Error
Error Code:
53
MongoDB Error 53: Invalid Document ID Format
Description
This error indicates that an `_id` field in a document or an ID used in a query does not adhere to MongoDB's expected data types or format. It typically occurs during database operations like inserts, updates, or lookups when the provided identifier is malformed or incompatible.
Error Message
Invalid Id Field
Known Causes
3 known causesMismatched ID Data Type or Format
The ID provided for an operation does not match MongoDB's expected data type (e.g., `ObjectId`, string, number) or its specific format requirements.
Invalid ObjectId String Format
A string intended to represent an `ObjectId` was malformed, typically by having an incorrect length (must be 24 hexadecimal characters) or containing non-hexadecimal characters.
Querying with Malformed ID
An ID used within a query filter (e.g., `_id: 'invalid_id_value'`) does not conform to MongoDB's valid identifier formats, preventing the query from executing.
Solutions
3 solutions available1. Validate and Correct Document IDs medium
Inspect and fix malformed `_id` fields in your documents.
1
Identify the collection and documents that are causing the error. This often happens when trying to query or update a document with an invalid `_id`.
2
Connect to your MongoDB instance using the `mongo` shell or a GUI tool.
3
Use a query to find documents where the `_id` field might be malformed. MongoDB `_id` fields are typically `ObjectId` types. Look for non-string, non-ObjectId, or incorrectly formatted string `_id`s.
db.yourCollection.find({ _id: { $type: ['string', 'null', 'int', 'long', 'double', 'decimal', 'boolean', 'array', 'object', 'binData'] } })4
For each identified malformed document, manually correct the `_id` field. If it's supposed to be an `ObjectId`, convert it. If it's a custom string ID, ensure it's a valid string.
db.yourCollection.updateOne({ _id: 'invalid_id_string' }, { $set: { _id: ObjectId('valid_object_id_string') } })5
If you are inserting documents and receiving this error, ensure that the `_id` field, if provided, is either `null` (to let MongoDB generate an `ObjectId`) or a valid `ObjectId` string format before insertion.
db.yourCollection.insertOne({ _id: ObjectId('...') , field1: 'value1' });
// Or let MongoDB generate it
db.yourCollection.insertOne({ field1: 'value1' });2. Check Application Code for ID Generation/Handling medium
Review your application's logic for how `_id`s are generated and used.
1
Examine the code responsible for inserting or updating documents in MongoDB. Pay close attention to how `_id` values are assigned.
2
Ensure that when you explicitly set an `_id`, you are using the correct MongoDB driver methods to generate or cast it to an `ObjectId` or a valid custom ID type.
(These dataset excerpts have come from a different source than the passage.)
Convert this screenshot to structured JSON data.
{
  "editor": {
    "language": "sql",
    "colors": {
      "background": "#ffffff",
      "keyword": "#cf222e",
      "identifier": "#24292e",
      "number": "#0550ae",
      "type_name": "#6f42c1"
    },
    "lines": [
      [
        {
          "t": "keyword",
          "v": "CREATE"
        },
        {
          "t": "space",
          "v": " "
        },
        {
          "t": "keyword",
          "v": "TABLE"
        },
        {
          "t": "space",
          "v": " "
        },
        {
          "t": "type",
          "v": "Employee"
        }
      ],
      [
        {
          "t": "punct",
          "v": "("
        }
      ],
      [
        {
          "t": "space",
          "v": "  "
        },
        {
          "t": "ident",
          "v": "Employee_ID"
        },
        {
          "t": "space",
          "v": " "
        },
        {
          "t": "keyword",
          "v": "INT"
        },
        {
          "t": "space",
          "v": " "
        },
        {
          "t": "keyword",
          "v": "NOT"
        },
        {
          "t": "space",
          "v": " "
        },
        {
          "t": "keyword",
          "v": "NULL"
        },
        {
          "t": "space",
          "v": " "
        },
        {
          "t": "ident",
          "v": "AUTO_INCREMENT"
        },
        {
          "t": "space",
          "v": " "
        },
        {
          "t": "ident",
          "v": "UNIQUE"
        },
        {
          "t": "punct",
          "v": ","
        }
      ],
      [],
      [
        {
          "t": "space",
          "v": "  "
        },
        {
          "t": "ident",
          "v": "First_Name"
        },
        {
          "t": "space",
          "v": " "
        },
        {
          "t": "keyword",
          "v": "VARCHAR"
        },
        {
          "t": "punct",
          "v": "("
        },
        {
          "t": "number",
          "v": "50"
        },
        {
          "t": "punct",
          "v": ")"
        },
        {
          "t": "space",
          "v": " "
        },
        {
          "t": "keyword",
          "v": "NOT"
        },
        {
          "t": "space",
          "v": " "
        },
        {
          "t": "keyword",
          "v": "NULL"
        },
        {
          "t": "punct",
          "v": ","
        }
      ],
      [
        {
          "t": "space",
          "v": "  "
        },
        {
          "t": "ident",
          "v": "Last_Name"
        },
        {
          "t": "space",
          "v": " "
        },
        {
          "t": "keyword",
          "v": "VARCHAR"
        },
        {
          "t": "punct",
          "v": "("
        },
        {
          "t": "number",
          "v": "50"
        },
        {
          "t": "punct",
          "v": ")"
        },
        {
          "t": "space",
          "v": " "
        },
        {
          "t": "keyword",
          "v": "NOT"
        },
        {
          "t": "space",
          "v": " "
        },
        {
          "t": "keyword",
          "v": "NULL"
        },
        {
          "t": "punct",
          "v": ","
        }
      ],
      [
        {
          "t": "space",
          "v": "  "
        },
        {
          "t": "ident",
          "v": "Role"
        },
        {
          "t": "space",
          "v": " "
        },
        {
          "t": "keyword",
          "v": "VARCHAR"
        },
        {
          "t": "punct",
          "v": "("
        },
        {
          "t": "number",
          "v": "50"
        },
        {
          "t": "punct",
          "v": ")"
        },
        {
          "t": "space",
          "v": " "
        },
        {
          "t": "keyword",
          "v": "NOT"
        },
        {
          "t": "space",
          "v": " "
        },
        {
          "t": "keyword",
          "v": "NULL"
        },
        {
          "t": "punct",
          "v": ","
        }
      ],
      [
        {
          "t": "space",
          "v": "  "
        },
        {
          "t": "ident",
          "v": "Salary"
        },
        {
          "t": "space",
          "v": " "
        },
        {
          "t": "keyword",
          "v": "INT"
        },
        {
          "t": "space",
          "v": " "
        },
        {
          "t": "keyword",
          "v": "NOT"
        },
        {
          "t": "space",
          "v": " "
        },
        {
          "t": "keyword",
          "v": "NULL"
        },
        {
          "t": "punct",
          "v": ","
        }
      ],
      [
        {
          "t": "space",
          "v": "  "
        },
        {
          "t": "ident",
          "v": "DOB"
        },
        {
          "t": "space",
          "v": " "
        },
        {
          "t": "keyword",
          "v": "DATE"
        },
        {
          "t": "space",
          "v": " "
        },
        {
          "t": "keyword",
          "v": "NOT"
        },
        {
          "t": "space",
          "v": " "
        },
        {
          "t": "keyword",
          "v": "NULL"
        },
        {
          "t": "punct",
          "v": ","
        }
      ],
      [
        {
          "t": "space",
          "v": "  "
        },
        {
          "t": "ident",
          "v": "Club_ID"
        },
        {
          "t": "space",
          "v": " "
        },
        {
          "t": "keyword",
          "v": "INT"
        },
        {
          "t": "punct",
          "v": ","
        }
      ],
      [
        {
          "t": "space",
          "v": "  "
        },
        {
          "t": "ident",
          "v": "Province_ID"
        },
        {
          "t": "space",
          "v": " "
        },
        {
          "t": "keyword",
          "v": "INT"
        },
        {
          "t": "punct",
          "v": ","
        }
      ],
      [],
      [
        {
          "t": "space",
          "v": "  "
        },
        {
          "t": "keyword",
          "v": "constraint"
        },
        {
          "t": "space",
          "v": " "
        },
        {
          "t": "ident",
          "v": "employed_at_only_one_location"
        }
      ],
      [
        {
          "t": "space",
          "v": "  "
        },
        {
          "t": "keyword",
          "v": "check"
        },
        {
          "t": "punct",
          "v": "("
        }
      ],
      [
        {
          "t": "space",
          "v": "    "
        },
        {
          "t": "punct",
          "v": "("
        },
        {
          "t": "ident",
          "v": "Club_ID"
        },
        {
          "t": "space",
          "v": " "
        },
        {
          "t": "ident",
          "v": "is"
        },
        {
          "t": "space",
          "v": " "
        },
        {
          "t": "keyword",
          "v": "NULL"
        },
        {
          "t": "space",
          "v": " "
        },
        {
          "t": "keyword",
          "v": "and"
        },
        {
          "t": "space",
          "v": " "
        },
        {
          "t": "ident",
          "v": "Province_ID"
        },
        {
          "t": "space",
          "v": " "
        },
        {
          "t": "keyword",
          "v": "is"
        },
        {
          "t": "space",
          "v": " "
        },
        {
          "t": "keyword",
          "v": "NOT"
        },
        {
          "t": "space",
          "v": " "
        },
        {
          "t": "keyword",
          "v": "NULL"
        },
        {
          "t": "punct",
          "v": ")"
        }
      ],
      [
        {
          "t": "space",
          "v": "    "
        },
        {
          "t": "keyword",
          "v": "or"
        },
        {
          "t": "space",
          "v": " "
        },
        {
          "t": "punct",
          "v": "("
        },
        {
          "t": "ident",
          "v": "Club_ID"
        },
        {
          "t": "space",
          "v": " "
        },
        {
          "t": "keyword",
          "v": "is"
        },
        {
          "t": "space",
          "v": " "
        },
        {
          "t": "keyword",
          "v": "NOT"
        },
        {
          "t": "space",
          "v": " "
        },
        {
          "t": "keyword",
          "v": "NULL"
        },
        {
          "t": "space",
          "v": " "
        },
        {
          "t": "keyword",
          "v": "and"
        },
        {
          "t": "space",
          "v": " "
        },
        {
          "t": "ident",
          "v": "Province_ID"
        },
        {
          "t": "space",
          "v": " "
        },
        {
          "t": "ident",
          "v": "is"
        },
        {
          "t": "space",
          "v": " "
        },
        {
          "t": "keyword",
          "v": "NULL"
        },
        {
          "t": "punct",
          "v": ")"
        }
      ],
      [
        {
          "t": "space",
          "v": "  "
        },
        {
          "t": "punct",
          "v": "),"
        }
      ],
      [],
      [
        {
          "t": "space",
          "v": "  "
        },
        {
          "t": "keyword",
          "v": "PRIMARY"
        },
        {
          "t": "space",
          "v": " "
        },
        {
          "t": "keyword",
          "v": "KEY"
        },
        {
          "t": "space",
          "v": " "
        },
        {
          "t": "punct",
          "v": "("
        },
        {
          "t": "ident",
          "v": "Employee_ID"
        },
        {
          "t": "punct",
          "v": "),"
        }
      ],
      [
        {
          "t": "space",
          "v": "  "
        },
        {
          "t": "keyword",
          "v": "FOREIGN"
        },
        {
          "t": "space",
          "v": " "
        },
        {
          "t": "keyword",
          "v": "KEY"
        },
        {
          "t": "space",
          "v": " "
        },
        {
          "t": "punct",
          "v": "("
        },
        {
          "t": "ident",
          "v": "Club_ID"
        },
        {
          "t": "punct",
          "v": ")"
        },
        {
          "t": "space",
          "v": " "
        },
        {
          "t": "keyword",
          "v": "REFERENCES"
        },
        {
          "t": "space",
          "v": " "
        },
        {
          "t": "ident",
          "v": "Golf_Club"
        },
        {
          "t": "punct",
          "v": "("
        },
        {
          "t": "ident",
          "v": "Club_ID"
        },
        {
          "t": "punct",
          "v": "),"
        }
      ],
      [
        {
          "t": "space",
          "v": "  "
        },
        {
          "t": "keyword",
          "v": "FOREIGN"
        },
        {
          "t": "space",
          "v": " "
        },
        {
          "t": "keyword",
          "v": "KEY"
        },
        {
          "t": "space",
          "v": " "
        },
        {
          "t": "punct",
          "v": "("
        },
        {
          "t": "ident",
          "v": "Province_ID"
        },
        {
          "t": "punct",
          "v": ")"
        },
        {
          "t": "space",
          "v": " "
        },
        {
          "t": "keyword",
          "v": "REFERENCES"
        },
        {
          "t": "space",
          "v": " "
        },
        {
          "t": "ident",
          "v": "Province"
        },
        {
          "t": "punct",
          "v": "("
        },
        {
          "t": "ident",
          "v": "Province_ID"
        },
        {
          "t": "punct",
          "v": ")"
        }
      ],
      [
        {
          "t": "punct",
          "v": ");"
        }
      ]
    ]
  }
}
const { ObjectId } = require('mongodb');
db.collection('yourCollection').insertOne({ _id: new ObjectId(), name: 'test' });
// Or for custom string IDs
db.collection('yourCollection').insertOne({ _id: 'my_custom_id_123', name: 'test' });3
If your application is receiving `_id`s from an external source (e.g., user input, another API), validate and sanitize these IDs before using them in MongoDB operations. Ensure they conform to the expected `ObjectId` string format or your custom ID schema.
4
If you're using an ORM or ODM, consult its documentation for proper `_id` handling and ensure it's configured correctly.
3. Re-index Relevant Fields (If Custom IDs Are Used) easy
Ensure custom `_id` fields are properly indexed if they are not MongoDB's default `ObjectId`.
1
If you are using custom string or numerical values as your `_id` field, ensure it is properly indexed for efficient lookups.
2
Connect to your MongoDB instance.
3
Create an index on the `_id` field if it doesn't exist. This is usually done automatically by MongoDB, but it's good to verify, especially if you've changed ID types.
db.yourCollection.createIndex({ _id: 1 })4
If you encounter issues with specific types of custom IDs (e.g., very long strings), consider if a different data type or a different approach to `_id` generation might be more suitable.